12.2 Principal component analysis
PCA learning objectives
- understand principal component analysis (pca)
- make a visualization using pca
- introduction to matrix decomposition
12.2.1 What are the steps to principal component analysis?
Steps to unsupervised dimensionality reduction principal component analysis:
- variables normalization (\(z=\frac{x-\bar x}{sd(x)}\))
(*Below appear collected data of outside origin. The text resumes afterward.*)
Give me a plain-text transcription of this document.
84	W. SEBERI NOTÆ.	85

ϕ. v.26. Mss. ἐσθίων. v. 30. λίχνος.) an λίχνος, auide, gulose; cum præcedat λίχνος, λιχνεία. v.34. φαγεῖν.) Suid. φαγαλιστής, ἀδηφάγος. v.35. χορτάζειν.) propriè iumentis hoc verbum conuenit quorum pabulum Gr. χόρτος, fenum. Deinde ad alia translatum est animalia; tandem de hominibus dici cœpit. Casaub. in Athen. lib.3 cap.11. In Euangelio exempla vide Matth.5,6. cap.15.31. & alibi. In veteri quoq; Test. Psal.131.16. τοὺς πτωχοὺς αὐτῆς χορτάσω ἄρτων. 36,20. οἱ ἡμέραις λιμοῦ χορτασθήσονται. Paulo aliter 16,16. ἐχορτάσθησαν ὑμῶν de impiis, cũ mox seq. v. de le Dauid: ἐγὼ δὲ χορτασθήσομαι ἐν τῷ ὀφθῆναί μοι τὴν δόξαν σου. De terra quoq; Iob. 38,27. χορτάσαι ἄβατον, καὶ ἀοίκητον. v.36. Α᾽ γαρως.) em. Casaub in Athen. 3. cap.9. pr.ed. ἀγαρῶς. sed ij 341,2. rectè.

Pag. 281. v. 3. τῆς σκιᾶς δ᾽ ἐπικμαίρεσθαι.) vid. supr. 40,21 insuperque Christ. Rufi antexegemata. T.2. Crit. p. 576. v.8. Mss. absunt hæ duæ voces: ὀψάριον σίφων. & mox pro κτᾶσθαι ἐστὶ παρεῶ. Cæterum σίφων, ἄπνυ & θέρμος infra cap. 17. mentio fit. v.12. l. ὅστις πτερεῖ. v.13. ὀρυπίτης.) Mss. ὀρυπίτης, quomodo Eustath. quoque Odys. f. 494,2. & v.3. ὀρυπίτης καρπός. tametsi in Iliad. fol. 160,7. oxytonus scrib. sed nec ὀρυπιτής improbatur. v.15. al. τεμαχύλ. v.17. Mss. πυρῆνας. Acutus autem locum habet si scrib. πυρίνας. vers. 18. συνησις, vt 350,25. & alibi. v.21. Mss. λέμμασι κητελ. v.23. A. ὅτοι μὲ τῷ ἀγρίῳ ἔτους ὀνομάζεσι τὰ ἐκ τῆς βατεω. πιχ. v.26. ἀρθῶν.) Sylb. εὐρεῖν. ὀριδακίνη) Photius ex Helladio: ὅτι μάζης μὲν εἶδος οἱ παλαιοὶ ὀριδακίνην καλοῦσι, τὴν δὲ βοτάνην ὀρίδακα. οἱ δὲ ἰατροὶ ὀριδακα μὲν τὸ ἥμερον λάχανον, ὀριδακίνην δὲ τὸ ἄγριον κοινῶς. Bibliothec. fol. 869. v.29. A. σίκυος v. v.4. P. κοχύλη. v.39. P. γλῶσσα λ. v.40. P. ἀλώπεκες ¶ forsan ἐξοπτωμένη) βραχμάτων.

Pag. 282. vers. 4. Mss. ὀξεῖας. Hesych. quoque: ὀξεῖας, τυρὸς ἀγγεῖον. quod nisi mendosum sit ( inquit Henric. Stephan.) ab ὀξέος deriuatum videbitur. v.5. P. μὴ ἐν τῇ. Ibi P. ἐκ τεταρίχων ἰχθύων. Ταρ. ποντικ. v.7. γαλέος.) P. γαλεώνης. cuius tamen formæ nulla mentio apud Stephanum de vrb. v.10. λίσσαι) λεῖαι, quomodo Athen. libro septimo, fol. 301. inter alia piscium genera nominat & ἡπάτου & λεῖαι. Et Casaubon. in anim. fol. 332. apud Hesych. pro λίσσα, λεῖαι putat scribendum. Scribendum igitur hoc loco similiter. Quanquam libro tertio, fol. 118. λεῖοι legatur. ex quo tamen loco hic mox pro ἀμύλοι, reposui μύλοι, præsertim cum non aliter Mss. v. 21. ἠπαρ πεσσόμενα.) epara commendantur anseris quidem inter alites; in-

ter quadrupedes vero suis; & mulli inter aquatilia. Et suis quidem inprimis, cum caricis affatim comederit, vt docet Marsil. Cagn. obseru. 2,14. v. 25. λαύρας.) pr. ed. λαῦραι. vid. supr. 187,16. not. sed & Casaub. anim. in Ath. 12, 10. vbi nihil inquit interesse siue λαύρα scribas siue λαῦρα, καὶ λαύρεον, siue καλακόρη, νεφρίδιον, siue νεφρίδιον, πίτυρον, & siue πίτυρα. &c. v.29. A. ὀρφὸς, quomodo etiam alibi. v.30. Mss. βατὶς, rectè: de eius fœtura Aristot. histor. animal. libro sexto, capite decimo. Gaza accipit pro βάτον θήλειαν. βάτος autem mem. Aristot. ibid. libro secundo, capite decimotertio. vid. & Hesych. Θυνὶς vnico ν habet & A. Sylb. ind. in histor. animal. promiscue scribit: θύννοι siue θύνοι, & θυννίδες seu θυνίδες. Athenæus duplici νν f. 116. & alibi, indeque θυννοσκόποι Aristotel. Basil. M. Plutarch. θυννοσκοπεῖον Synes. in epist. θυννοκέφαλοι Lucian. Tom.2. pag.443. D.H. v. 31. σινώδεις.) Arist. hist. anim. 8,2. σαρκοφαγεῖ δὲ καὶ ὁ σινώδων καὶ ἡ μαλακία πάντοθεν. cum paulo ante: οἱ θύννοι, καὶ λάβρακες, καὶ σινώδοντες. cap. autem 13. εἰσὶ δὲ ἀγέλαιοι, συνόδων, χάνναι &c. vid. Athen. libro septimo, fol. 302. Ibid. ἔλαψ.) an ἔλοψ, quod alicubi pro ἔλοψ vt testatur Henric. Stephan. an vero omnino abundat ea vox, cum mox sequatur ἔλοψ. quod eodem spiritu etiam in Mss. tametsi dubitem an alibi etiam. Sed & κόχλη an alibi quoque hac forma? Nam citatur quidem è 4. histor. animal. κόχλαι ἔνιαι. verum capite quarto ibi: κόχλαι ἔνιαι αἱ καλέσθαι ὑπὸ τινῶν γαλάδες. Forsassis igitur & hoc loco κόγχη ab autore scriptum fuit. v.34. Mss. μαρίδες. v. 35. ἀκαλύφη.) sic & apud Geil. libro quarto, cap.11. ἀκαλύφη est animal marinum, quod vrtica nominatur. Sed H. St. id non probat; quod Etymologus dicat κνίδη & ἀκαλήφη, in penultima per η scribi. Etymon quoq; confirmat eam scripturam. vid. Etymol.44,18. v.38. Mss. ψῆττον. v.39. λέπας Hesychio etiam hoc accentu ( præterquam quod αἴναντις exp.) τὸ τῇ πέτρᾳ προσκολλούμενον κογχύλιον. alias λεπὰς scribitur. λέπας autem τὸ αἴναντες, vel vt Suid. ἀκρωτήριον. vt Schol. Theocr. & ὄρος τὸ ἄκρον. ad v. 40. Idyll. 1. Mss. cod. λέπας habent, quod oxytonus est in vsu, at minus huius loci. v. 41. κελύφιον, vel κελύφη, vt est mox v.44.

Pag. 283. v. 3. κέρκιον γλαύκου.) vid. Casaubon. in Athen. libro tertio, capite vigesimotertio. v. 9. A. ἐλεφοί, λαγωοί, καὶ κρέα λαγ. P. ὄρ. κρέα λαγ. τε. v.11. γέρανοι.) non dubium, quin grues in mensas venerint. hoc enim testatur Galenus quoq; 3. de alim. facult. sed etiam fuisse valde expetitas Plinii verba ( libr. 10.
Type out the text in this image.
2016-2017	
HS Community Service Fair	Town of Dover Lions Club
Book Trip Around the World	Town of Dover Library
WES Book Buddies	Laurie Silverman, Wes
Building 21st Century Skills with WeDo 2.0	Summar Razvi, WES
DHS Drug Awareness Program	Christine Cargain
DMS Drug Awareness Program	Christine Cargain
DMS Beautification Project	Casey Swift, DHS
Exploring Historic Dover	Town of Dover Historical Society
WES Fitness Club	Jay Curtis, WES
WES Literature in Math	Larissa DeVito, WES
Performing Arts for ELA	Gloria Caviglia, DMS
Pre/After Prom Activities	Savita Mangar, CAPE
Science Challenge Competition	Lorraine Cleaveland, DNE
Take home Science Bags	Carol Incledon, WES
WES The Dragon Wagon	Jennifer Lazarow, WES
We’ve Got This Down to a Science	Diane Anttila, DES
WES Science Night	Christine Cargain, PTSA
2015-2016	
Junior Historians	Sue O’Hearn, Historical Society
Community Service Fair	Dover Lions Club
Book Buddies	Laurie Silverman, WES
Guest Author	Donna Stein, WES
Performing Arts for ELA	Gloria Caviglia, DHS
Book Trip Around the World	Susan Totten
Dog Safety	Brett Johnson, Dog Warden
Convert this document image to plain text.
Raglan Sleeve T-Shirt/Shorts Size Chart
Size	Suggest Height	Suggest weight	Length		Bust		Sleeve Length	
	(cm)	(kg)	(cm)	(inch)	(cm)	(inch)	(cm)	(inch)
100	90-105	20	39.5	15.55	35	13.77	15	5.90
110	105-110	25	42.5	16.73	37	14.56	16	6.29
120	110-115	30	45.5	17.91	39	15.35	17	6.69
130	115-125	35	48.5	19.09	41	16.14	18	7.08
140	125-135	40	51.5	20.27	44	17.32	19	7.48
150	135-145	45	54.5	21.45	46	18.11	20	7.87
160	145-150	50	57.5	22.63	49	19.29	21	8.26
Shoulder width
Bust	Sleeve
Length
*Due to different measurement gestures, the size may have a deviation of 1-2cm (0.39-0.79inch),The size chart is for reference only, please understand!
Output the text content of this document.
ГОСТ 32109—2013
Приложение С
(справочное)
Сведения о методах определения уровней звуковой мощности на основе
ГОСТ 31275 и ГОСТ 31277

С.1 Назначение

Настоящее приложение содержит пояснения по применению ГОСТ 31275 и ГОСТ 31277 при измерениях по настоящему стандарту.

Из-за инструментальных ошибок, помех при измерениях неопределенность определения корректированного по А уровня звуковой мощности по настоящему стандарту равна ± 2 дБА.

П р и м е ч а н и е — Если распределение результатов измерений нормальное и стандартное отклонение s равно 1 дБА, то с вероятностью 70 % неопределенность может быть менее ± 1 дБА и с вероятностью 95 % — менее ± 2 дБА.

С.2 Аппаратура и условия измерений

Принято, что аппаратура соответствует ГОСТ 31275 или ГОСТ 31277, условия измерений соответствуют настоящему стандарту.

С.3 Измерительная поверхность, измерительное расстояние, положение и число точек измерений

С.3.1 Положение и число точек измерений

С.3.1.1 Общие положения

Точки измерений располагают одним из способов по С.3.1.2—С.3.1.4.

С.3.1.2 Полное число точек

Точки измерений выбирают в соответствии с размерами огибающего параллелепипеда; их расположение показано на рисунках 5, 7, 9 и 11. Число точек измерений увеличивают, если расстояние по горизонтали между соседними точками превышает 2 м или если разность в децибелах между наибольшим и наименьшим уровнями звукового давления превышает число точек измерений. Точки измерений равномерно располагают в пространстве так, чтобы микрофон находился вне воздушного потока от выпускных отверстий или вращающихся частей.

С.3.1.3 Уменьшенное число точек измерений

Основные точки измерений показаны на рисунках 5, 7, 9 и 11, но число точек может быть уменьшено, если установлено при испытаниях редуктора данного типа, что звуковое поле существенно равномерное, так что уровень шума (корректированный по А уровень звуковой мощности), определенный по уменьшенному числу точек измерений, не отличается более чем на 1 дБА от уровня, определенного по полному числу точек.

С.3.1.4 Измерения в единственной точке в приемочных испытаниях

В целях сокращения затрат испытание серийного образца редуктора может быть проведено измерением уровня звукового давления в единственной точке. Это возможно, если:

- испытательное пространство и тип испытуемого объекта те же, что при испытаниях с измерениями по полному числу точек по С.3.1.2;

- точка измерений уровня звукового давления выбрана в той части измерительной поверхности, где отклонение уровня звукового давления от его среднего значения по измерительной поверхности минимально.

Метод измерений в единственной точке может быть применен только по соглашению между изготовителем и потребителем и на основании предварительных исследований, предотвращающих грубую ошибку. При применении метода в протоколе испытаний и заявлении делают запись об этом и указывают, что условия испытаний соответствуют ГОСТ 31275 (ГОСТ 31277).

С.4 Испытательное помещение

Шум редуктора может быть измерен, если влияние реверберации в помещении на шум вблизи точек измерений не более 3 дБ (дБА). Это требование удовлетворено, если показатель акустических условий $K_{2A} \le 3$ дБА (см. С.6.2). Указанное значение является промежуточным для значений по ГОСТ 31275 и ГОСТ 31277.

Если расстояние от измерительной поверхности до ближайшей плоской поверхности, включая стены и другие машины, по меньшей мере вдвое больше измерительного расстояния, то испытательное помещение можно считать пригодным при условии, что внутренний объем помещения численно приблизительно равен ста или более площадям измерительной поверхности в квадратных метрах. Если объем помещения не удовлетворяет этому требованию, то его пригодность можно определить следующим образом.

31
- highest variance component selection
- reduced variables linear combination
Given these indexes, with \(m < p\):
- \(i={1,...,m}\)
- \(j={1,...,p}\)
This is our starting point, a n x p dataset \(X\) made of a series of \(X_j\) features, with \(j={1,...,p}\):
\[ X_{n,p} = \begin{pmatrix} x_{1,1} & x_{1,2} & \cdots & x_{1,p} \\ x_{2,1} & x_{2,2} & \cdots & x_{2,p} \\ \vdots & \vdots & \ddots & \vdots \\ x_{n,1} & x_{n,2} & \cdots & x_{n,p} \end{pmatrix} \] Of which the first row (observation) is:
\[X_{1},X_{2},...,X_{p}\] The linear combination of \(X_j\) and \(\beta_j\), with \(j={1,...,p}\) shown here is just for the first element with \(i=1\):
\[\beta_{11}x_{i1}+\beta_{21}x_{i2}+...+\beta_{p1}x_{ip}\] This is the linear combination of the original data.
The first step, as said, is the normalization of the observations: \[z=\frac{x-\bar x}{sd(x)}\]
What we want is to visualize our features on a reduced dimensional space while extrapolating the highest level of the information from original data.
In order to do this, we reduce \(p\) to a lower value \(M\): \(M < p\) to obtain a sample which is still representative of the level of variance in our data.
Our new \(Z_m\) composition is made of \(M\) features, i.e. \(m = 1,...,M\):
\[Z_1, Z_2, ..., Z_m\]
To obtain a new linear combination:
\[Z_m = \sum_{j=1}^p{\phi_{jm}X_j}=\phi_{1m}X_1+\phi_{2m}X_2+...+\phi_{pm}X_p\]
And so, an approximation of the original features:
\[x_{ij}\approx\sum_{m=1}^Mz_{im}\phi_{jm}\]
We do this by normalizing these elements in the vector \(z=\frac{x-\bar x}{sd(x)}\) to obtain a new vector of elements named loadings, \((\phi_{11},\phi_{21},...,\phi_{p1})^T\). In particular when \(M=min(n-1,p)\), we have: \(x_{ij}=\sum_{m=1}^Mz_{im}\phi_{jm}\).
We constrain these lodings so their sum of squares would be equal to one:
\[\sum_{j=1}^p{\phi_{j1}}^2=1\]
The Euclidean distance:
“The first M principal component score vectors and the first M principal component loading vectors provide the best M-dimensional approximation (in terms of Euclidean distance) to the ith observation xij.”
\[\min_{}\left \{\sum_{j=1}^p\sum_{i=1}^n\left(x_{ij}-\sum_{m=1}^Mz_{im}\phi_{jm}\right)^2\right \}\]
The First pricipal component
Since we are only interested in variance, the total variance is defined as:
\[\sum_{j=1}^pVar(X_j)=\sum_{j=1}^p\frac{1}{n}\sum_{i=1}^nx_{ij}^2\]
The formula for the max sample variance explained by the mth principal component:
\[\frac{1}{n}\sum_{i=1}^nz_{im}^2=\frac{1}{n}\sum_{i=1}^n\left(\sum_{j=1}^p\phi_{jm}x_{ij}\right)^2\]
\[\max_{\phi_{11},\phi_{21},...,\phi_{p1}}\left \{\frac{1}{n}\sum_{i=1}^nz_{i1}^2\right \}\] \[\max_{\phi_{11},\phi_{21},...,\phi_{p1}}\left \{\frac{1}{n}\sum_{i=1}^n\left(\sum_{j=1}^p\phi_{j1}x_{ij}\right)^2\right \}\] \[subject \to\sum_{j=1}^p\phi_{j1}^2=1\]
The calculation of this objective pass through the eigen value decomposition which alternative is the singular value decomposition.
How much of the information in a given data set is lost by projecting the observations onto the first few principal components?
How much of the variance in the data is not contained in the first few principal components?
To answer this questions we need to consider the proportion of variance explained (PVE)
Maximizing the variance of the first M principal components, we minimize the mean squared error of the M-dimensional approximation, and viceversa.
In conclusion, principal component analysis is a question of minimizing the approximation error or maximizing the variance.